I woke up in slots of consciouness, and heard something that sounded like rain outside, pounding the ground and the windows, making music out of walls or floors. The water leaks along the glass, blurring my vision, just as if I were crying, my eyes watery, overflowing. Only now I can see the distance between the leak and myself, as if I were in a giant eye filled with tears. When I speak Spanish mix the words for crying and raining. I say "Esta llorando" instead of "Esta lluviendo". I've always found that mistake very beautiful, that veil which lifts and closes on a foreign language, as if I were constantly in a theatre. One of Nancy Huston's characters in her novel L'empreinte de l'ange, explains that speaking a foreign language is similar to acting, as if the world were a stage and the words, a learned text. But, when two people come together and both speak that foreign language together (in her book, a Croatian man and a German woman speak French to each other), that theatre becomes truth and makes them ever so closer. I also love to watch the red wine cry on the edges of the glass, when you stir it to exhale its aromas. The windows are crying and I can observe them with melancholy, not sadness.

jeudi, mars 09, 2006

Kneeding Cat

I worked my first shift at happinez tonight. There is something awkward and reassuring about working with your partner. I was nervous at first, and then I just swooned around the tables, that tray floating on my fingers, the falcon eye you need to catch every little movement and wave. It is not unlike leading a double life. All day I sit at my desk, translating technical files and sorting through emails. The cats run around, down the hall, after each other. As soon as she sees me at my desk, Kuan, jumps up on the table and bunts the corners of my computer. She is a very beautiful cat with a witty personnality. Manu is my Siamese cat who was found on the island of Manitoulan, in Ontario, by my ex-roommate Tyler.
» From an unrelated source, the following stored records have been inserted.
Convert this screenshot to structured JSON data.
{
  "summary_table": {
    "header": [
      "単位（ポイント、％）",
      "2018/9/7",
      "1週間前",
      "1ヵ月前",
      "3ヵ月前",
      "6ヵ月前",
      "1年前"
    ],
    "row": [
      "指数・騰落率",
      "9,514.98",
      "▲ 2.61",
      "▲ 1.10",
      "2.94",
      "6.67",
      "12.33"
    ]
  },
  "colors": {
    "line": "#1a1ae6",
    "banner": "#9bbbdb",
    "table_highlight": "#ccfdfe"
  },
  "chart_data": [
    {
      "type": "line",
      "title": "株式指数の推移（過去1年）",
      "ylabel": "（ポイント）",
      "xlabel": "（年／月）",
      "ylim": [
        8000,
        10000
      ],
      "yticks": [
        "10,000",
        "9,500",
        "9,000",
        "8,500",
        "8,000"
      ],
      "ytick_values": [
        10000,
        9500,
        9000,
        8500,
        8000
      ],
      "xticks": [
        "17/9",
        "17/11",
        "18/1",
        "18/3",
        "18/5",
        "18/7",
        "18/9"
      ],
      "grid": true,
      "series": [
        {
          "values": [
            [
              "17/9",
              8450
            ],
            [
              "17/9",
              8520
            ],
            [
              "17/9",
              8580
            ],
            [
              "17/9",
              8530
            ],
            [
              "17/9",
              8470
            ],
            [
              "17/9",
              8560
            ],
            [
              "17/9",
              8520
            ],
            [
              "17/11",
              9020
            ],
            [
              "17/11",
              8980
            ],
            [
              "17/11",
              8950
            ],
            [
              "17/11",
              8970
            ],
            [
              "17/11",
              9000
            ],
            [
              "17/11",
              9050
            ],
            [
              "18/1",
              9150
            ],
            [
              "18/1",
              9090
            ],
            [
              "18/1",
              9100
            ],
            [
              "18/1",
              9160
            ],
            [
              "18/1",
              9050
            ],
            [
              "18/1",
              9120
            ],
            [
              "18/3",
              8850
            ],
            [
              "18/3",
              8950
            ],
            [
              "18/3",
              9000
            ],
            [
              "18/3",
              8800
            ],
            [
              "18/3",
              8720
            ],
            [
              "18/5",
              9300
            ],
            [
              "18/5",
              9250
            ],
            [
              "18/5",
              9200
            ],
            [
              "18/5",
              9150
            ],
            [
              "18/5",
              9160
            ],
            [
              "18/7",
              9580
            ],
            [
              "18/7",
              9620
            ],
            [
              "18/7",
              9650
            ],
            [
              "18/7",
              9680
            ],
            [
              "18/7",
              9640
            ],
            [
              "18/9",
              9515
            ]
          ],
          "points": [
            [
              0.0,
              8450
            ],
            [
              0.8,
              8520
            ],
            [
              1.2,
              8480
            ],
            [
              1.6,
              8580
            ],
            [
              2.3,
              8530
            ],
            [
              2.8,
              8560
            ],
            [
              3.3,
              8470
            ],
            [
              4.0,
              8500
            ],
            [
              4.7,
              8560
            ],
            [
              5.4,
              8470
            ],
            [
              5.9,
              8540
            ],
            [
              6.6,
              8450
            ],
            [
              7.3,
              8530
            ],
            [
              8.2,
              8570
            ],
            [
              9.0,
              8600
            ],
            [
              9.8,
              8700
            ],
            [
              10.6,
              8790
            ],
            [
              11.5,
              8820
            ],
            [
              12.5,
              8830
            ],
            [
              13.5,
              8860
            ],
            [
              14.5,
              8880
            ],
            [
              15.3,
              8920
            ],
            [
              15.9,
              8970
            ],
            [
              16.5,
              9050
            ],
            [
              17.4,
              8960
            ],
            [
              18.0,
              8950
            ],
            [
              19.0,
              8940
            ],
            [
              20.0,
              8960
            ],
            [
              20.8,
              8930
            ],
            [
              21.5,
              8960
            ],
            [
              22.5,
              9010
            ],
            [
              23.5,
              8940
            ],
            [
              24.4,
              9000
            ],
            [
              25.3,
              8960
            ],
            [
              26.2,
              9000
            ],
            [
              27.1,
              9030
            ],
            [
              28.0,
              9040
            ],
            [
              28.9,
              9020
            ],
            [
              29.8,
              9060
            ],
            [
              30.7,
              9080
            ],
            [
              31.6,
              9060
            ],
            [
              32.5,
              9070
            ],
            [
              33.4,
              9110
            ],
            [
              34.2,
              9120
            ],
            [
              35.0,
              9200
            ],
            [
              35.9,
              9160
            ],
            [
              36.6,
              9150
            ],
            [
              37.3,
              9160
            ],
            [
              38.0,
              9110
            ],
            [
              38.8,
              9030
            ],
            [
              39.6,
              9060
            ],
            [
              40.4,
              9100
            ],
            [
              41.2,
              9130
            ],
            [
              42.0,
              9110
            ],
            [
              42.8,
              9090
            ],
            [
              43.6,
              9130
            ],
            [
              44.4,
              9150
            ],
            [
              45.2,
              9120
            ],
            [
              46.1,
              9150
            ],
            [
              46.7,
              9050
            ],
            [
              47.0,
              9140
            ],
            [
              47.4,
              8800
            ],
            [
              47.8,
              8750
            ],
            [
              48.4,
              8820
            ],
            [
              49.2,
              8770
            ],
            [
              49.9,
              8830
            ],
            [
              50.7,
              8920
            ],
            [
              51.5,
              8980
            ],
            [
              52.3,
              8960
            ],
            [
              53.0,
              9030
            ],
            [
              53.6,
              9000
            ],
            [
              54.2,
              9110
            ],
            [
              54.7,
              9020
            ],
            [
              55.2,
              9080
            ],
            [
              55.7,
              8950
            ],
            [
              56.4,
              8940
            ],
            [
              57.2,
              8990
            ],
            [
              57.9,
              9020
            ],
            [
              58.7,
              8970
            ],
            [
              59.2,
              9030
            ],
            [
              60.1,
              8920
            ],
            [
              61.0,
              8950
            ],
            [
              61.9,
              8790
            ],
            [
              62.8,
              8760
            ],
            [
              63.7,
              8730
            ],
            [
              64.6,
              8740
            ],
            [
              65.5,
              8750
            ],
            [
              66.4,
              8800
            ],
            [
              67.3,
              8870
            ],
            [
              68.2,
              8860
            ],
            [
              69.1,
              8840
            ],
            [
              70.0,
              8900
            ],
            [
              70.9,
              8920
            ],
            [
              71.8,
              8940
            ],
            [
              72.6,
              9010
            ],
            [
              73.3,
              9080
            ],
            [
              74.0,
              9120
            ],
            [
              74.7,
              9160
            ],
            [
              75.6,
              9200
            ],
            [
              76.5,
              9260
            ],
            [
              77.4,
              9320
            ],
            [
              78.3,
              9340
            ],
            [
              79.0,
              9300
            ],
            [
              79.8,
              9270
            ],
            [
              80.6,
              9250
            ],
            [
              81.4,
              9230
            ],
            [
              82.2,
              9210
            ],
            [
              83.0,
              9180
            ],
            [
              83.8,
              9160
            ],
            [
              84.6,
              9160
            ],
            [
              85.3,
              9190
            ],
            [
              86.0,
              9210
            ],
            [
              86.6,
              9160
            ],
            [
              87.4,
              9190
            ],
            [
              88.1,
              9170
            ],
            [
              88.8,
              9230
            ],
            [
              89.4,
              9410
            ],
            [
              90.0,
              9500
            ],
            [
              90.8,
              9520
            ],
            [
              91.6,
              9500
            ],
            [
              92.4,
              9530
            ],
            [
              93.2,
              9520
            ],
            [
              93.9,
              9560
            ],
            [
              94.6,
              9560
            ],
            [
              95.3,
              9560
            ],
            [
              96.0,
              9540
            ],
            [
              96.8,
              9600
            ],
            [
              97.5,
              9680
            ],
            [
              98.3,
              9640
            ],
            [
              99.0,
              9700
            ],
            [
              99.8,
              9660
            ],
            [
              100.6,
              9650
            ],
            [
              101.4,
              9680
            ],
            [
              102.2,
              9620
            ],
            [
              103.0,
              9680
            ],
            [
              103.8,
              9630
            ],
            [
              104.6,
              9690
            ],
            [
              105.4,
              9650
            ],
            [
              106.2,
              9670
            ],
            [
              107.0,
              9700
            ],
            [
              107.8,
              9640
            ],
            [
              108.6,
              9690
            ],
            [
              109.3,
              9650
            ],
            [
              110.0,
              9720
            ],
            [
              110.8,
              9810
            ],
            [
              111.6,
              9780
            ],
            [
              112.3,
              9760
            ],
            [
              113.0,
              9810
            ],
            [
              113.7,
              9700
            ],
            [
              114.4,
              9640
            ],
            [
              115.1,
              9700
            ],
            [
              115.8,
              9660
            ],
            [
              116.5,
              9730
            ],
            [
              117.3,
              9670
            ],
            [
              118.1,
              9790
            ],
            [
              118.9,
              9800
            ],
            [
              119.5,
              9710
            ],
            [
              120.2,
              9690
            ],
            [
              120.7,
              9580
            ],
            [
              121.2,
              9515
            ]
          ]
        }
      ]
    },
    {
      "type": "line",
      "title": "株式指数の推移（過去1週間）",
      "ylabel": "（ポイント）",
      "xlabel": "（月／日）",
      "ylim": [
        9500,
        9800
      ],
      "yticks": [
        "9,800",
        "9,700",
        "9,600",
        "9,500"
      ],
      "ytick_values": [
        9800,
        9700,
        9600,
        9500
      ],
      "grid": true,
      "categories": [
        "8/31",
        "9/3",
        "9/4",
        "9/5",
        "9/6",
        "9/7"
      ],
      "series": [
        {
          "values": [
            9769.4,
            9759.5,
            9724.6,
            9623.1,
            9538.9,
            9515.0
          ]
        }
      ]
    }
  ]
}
He crossed Canada on his bicycle, and he camped there. In the middle of the night he heard a screeching cat meow, and there she was, a skinny kitty with frostbit ears. He took her back to Toronto, and when I moved in her and I connected, and I took her to Saint John. Oddly we get attached to animals. I look at Manu and I feel so much love. This afternoon she felt chatty, and kept circling me until she jumped on my lap and looked at me work and type away. I think she enjoys observing the movement of my fingers on the keyboard. She just sat there and purred, het little black front paws resting on my forearm, or kneeding my thighs to make her bed. There are things immeasurable.

mercredi, mars 08, 2006

All that free space

We rearranged the living space at home. I wanted my office where the sun is, in the front room. We have our plants in the window, and no curtain so that all the light gets to them. It's a beautiful room, square in proportion, with vibrant red walls and very white mouldings. There is a fireplace in the center of one of the side walls, ornate with a top-mounted mirror. It even has a mantlepiece where I had laid out all the cards we received in the mail at Christmas. Our landlord Bill says it is functional, but we never tried it. One day Chris's mom gave us a TV that doesn't really work, and I just put it there so it would be out of the way, which is sort of nice because now it looks like we are burning it. I enjoy that kind of absurd irony.

Chris also moved his studio in here. He looked at the room after he had placed his stuff and commented that there was so much freew space in the middle of the room. I wondered: Why should we fill it? We have nothing to put there, and I like that both our working stations are just whammed there. We discussed it for a while.
And then later, after a shower we were all all damp, we made love in all that free space on the ground, in front of the buring TV and just where the sun rests after it passed the plants.